A pair of studies by researchers at the Hospital for Special Surgery demonstrate that newly discovered subsets of cells found in joint tissue among patients with rheumatoid arthritis, and how they interact, could potentially explain why only certain individuals respond to current treatments, according to a press release.
“Right now, the standard approach for treating patients is a trial and error approach,” Laura Donlin, PhD, of the co-director of the Derfner Foundation Precision Medicine Laboratory at the Hospital for Special Surgery, said in the release. “We try the first-line of medication for 3 months and if it does not work, we try the next one. Sometimes it can take a year or more to find an effective treatment. Meanwhile, the disease progresses to the extent of irreversible damage in some of the cases.”
In the first study, published in Nature Immunology, Donlin and colleagues collaborated within the Accelerating Medicines Partnership in Rheumatoid Arthritis and Lupus Network (AMP RA/SLE), a public-private consortium created by the NIH, to develop a comprehensive map of cells in RA joint tissue, using sequencing technologies.
According to the press release, the researchers found 18 unique cell populations in synovial tissue among 36 patients with RA. Additionally, several of these cell types were present in higher amounts in participants with RA, compared with those in control groups of patients with osteoarthritis. One of these cell populations was a subset of fibroblasts that was found in 15 times greater quantities in tissues from patients with RA, compared with tissues from the control group. According to the release, this fibroblast subset is a major producer of interleukin-6, a major focus among researchers developing medications for RA.
In addition, Donlin and colleagues became the first to identify the presence of a subset of autoimmune-associated B cells in synovial tissue, which were also found in high quantities among patients with RA, the release said.

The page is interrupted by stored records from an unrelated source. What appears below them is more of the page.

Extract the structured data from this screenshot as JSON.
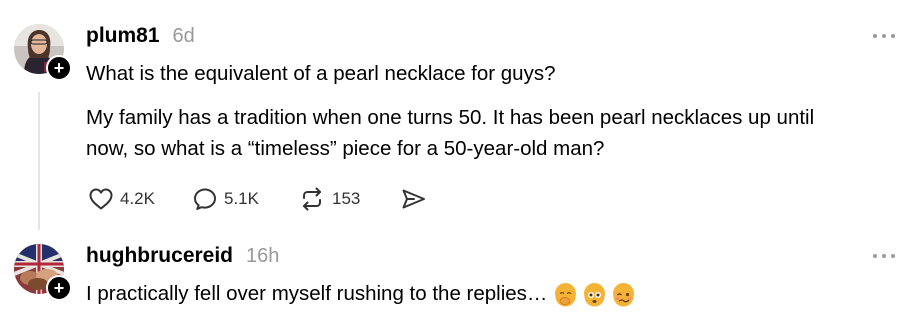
{
  "post": {
    "username": "plum81",
    "time": "6d",
    "title": "What is the equivalent of a pearl necklace for guys?",
    "body_line1": "My family has a tradition when one turns 50. It has been pearl necklaces up until",
    "body_line2": "now, so what is a “timeless” piece for a 50-year-old man?",
    "actions": {
      "likes": "4.2K",
      "comments": "5.1K",
      "reposts": "153"
    },
    "icons": [
      "heart-icon",
      "comment-icon",
      "repost-icon",
      "share-icon",
      "more-icon",
      "follow-plus-icon"
    ]
  },
  "reply": {
    "username": "hughbrucereid",
    "time": "16h",
    "text": "I practically fell over myself rushing to the replies…",
    "emojis": [
      "hand-over-mouth-emoji",
      "flushed-emoji",
      "woozy-emoji"
    ]
  },
  "colors": {
    "meta_gray": "#999999",
    "thread_line": "#e5e5e5",
    "emoji_yellow": "#f5b335"
  }
}
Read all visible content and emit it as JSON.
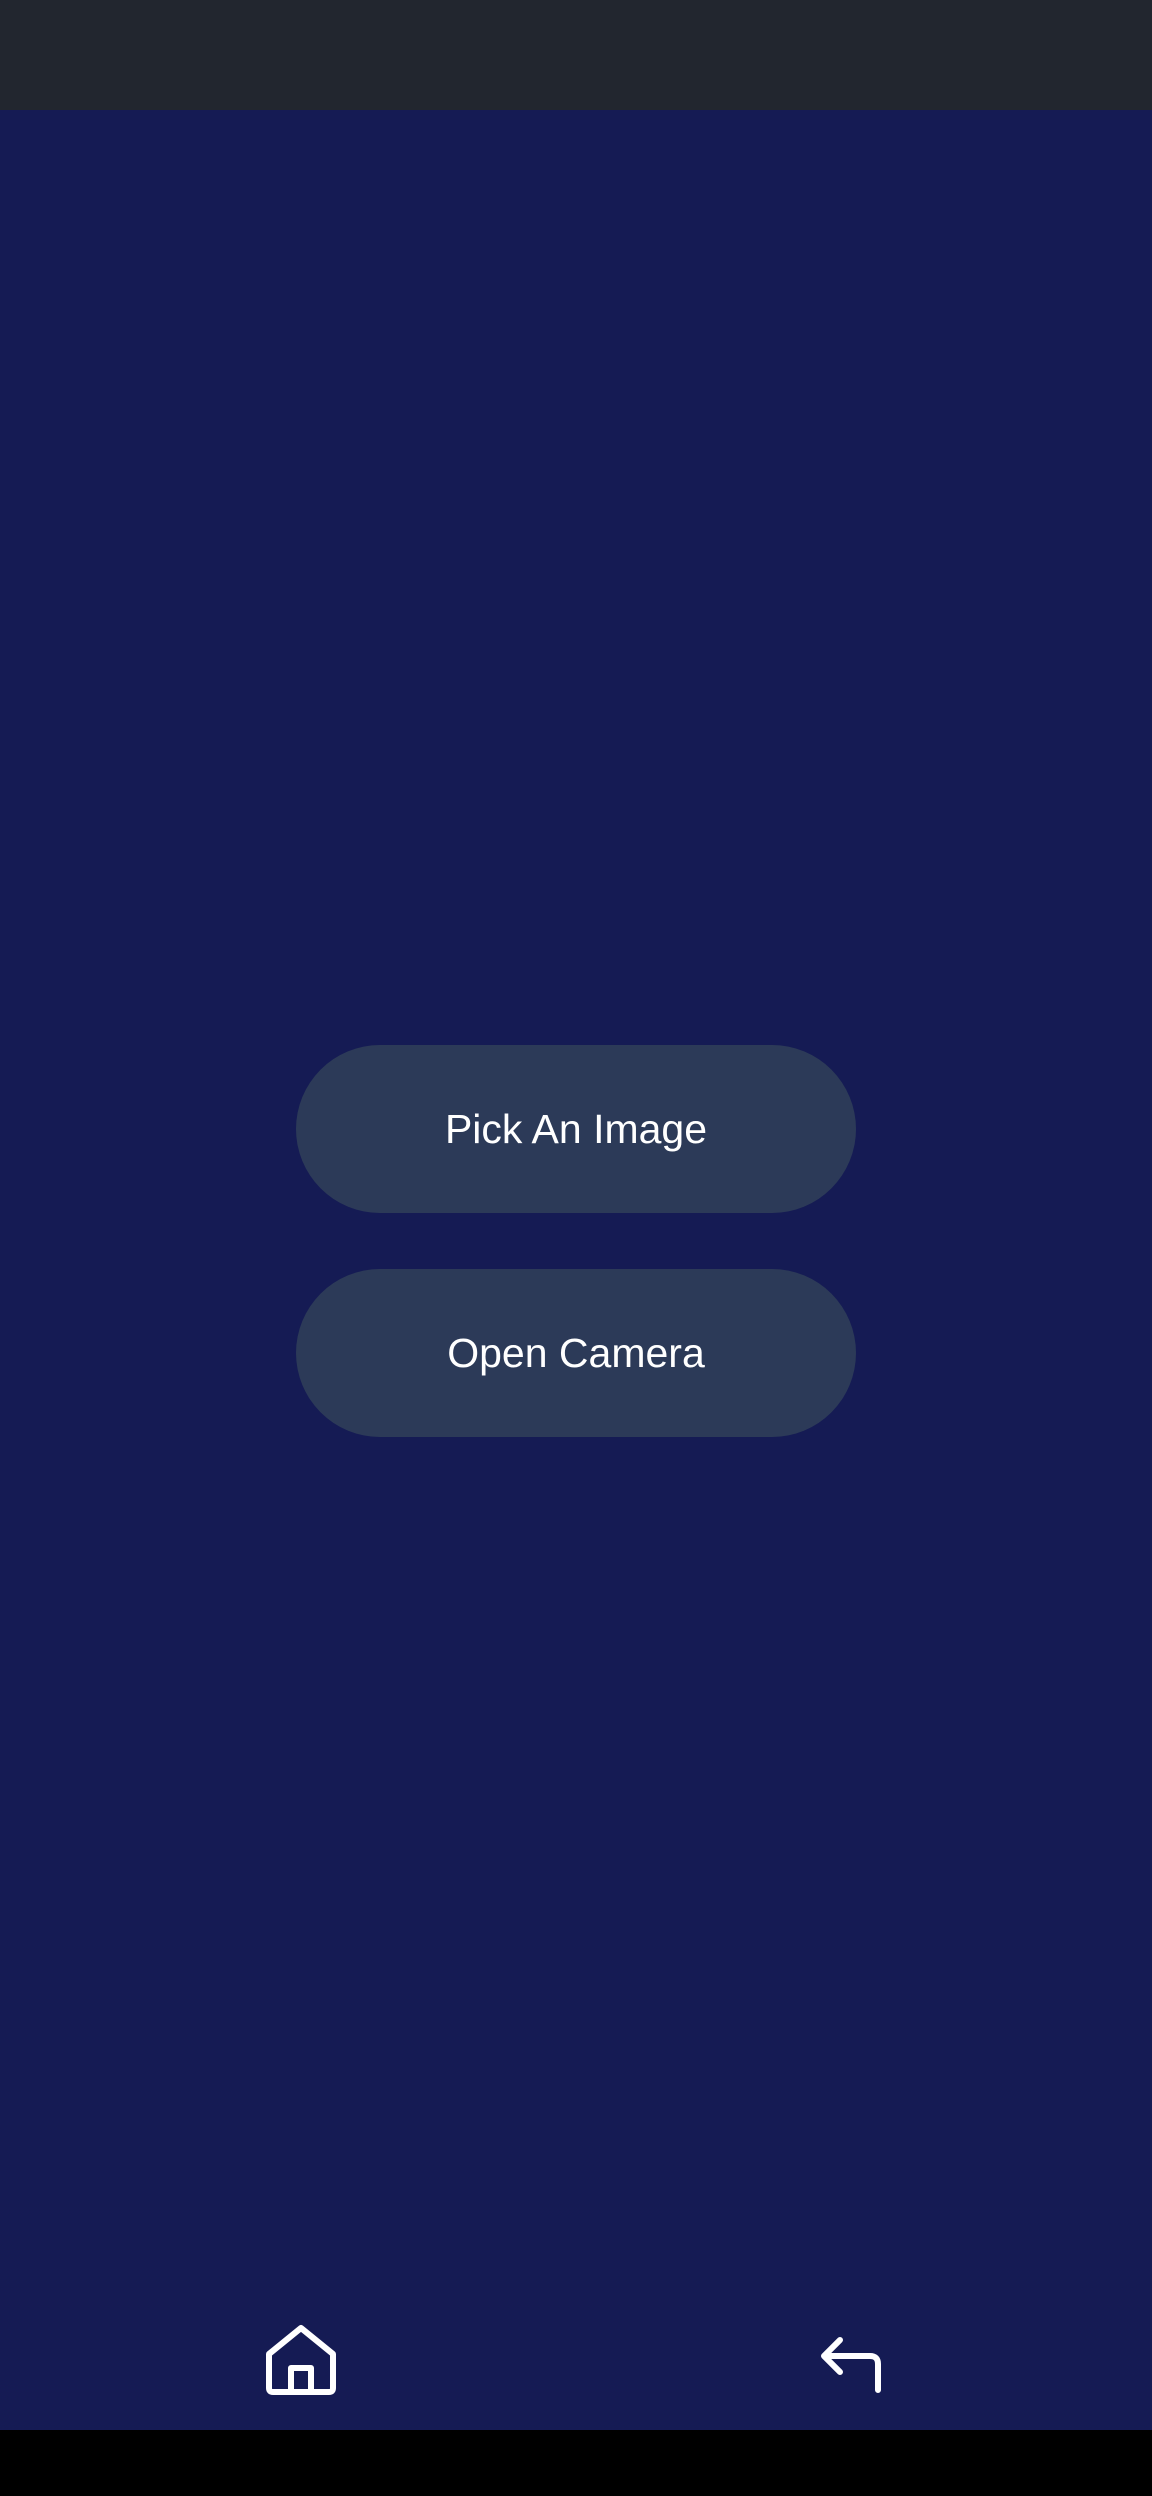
{
  "status_bar": {
    "color": "#22262f"
  },
  "main": {
    "background": "#151b54",
    "pick_image_label": "Pick An Image",
    "open_camera_label": "Open Camera",
    "button_color": "#2c3a58"
  },
  "nav": {
    "home_icon": "home-icon",
    "back_icon": "back-icon"
  }
}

“Cutting-edge single-cell RNA sequencing technology allowed us to see the complexity of the cell populations in RA tissue for the first time,” Donlin said in the release. “However, determining whether these expanded cell populations are a cause or an effect of the disease, will require further research.”
In the second study, published in Science Translational Medicine, Donlin and colleagues used results from the AMP RA/SLE to discover an abundant subset of macrophages, which they identified as HBEGF+ inflammatory macrophages, in tissue samples from patients with RA. The researchers also tested whether RA medications would impact HBEGF+ inflammatory macrophages, and thus stop the disease at the cellular level. According to the release, although NSAIDs were successful at significantly altering these macrophages, they did not stop TNF responses.

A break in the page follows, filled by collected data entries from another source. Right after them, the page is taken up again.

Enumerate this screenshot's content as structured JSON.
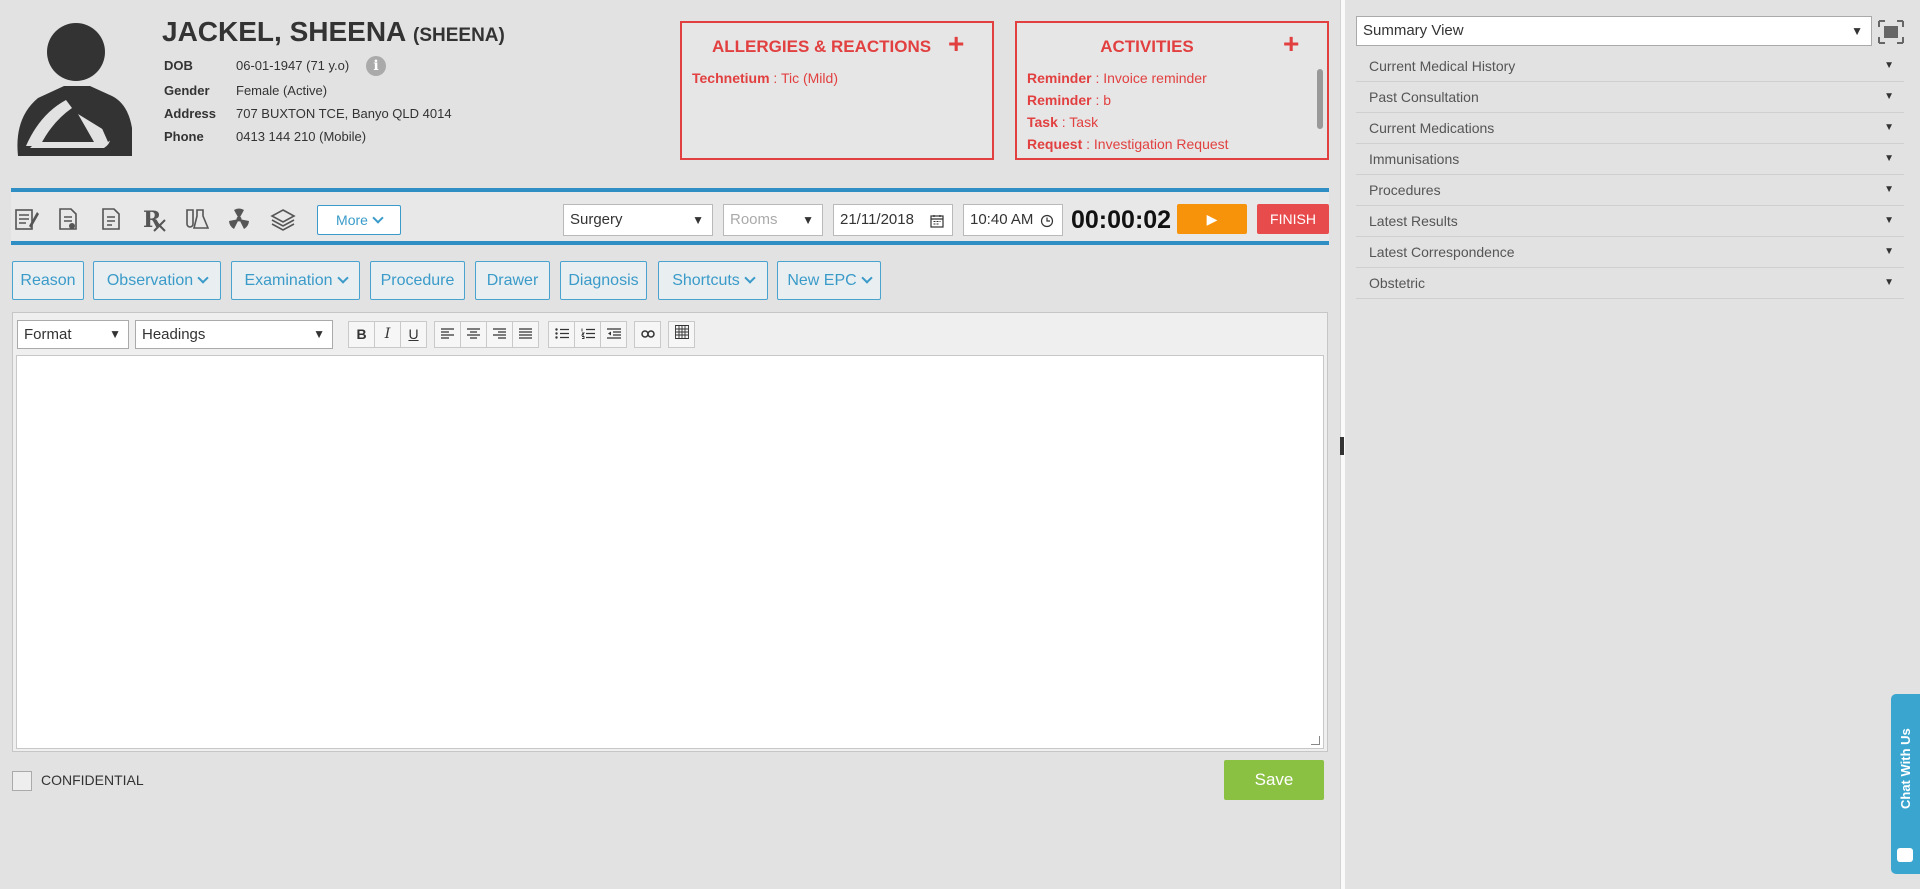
{
  "patient": {
    "name": "JACKEL, SHEENA",
    "preferred": "(SHEENA)",
    "details": [
      {
        "label": "DOB",
        "value": "06-01-1947 (71 y.o)"
      },
      {
        "label": "Gender",
        "value": "Female (Active)"
      },
      {
        "label": "Address",
        "value": "707 BUXTON TCE, Banyo QLD 4014"
      },
      {
        "label": "Phone",
        "value": "0413 144 210 (Mobile)"
      }
    ]
  },
  "allergies": {
    "title": "ALLERGIES & REACTIONS",
    "items": [
      {
        "key": "Technetium",
        "value": "Tic (Mild)"
      }
    ]
  },
  "activities": {
    "title": "ACTIVITIES",
    "items": [
      {
        "key": "Reminder",
        "value": "Invoice reminder"
      },
      {
        "key": "Reminder",
        "value": "b"
      },
      {
        "key": "Task",
        "value": "Task"
      },
      {
        "key": "Request",
        "value": "Investigation Request"
      }
    ]
  },
  "toolbar": {
    "icons": [
      "notes-icon",
      "document-icon",
      "report-icon",
      "prescription-icon",
      "lab-icon",
      "radiation-icon",
      "layers-icon"
    ],
    "more_label": "More",
    "location": "Surgery",
    "rooms_placeholder": "Rooms",
    "date": "21/11/2018",
    "time": "10:40 AM",
    "timer": "00:00:02",
    "finish_label": "FINISH"
  },
  "sections": [
    {
      "label": "Reason",
      "dropdown": false
    },
    {
      "label": "Observation",
      "dropdown": true
    },
    {
      "label": "Examination",
      "dropdown": true
    },
    {
      "label": "Procedure",
      "dropdown": false
    },
    {
      "label": "Drawer",
      "dropdown": false
    },
    {
      "label": "Diagnosis",
      "dropdown": false
    },
    {
      "label": "Shortcuts",
      "dropdown": true
    },
    {
      "label": "New EPC",
      "dropdown": true
    }
  ],
  "editor": {
    "format_label": "Format",
    "headings_label": "Headings"
  },
  "confidential_label": "CONFIDENTIAL",
  "save_label": "Save",
  "sidebar": {
    "view": "Summary View",
    "items": [
      "Current Medical History",
      "Past Consultation",
      "Current Medications",
      "Immunisations",
      "Procedures",
      "Latest Results",
      "Latest Correspondence",
      "Obstetric"
    ]
  },
  "chat_label": "Chat With Us",
  "colors": {
    "accent": "#2f8fc5",
    "alert": "#e24040",
    "play": "#f7930a",
    "finish": "#e84b4b",
    "save": "#8bc142"
  }
}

However, an epidermal growth factor receptor (EGFR) inhibitor called AG-1478, an experimental drug developed for cancer, was able to reverse the activity of HBEGF+ inflammatory macrophages.

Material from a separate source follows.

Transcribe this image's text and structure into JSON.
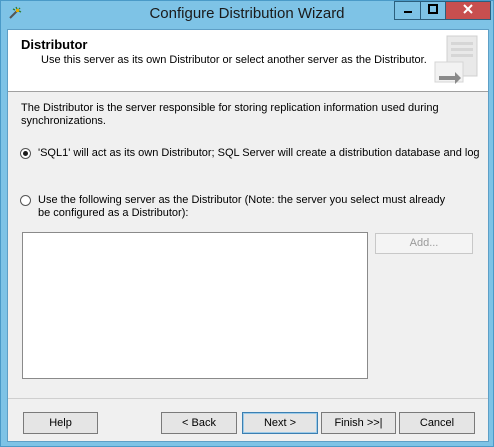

“Our experiment demonstrated that it is possible to target activity of these cells, but this drug has significant systemic side effects in people,” Donlin said in the release. “Our work sets the stage for developing better drugs in the future that could target the same mechanism but in a more specific fashion.” – by Jason Laday
Disclosures: The researchers report funding from the NIH. Please see the full studies for additional disclosures.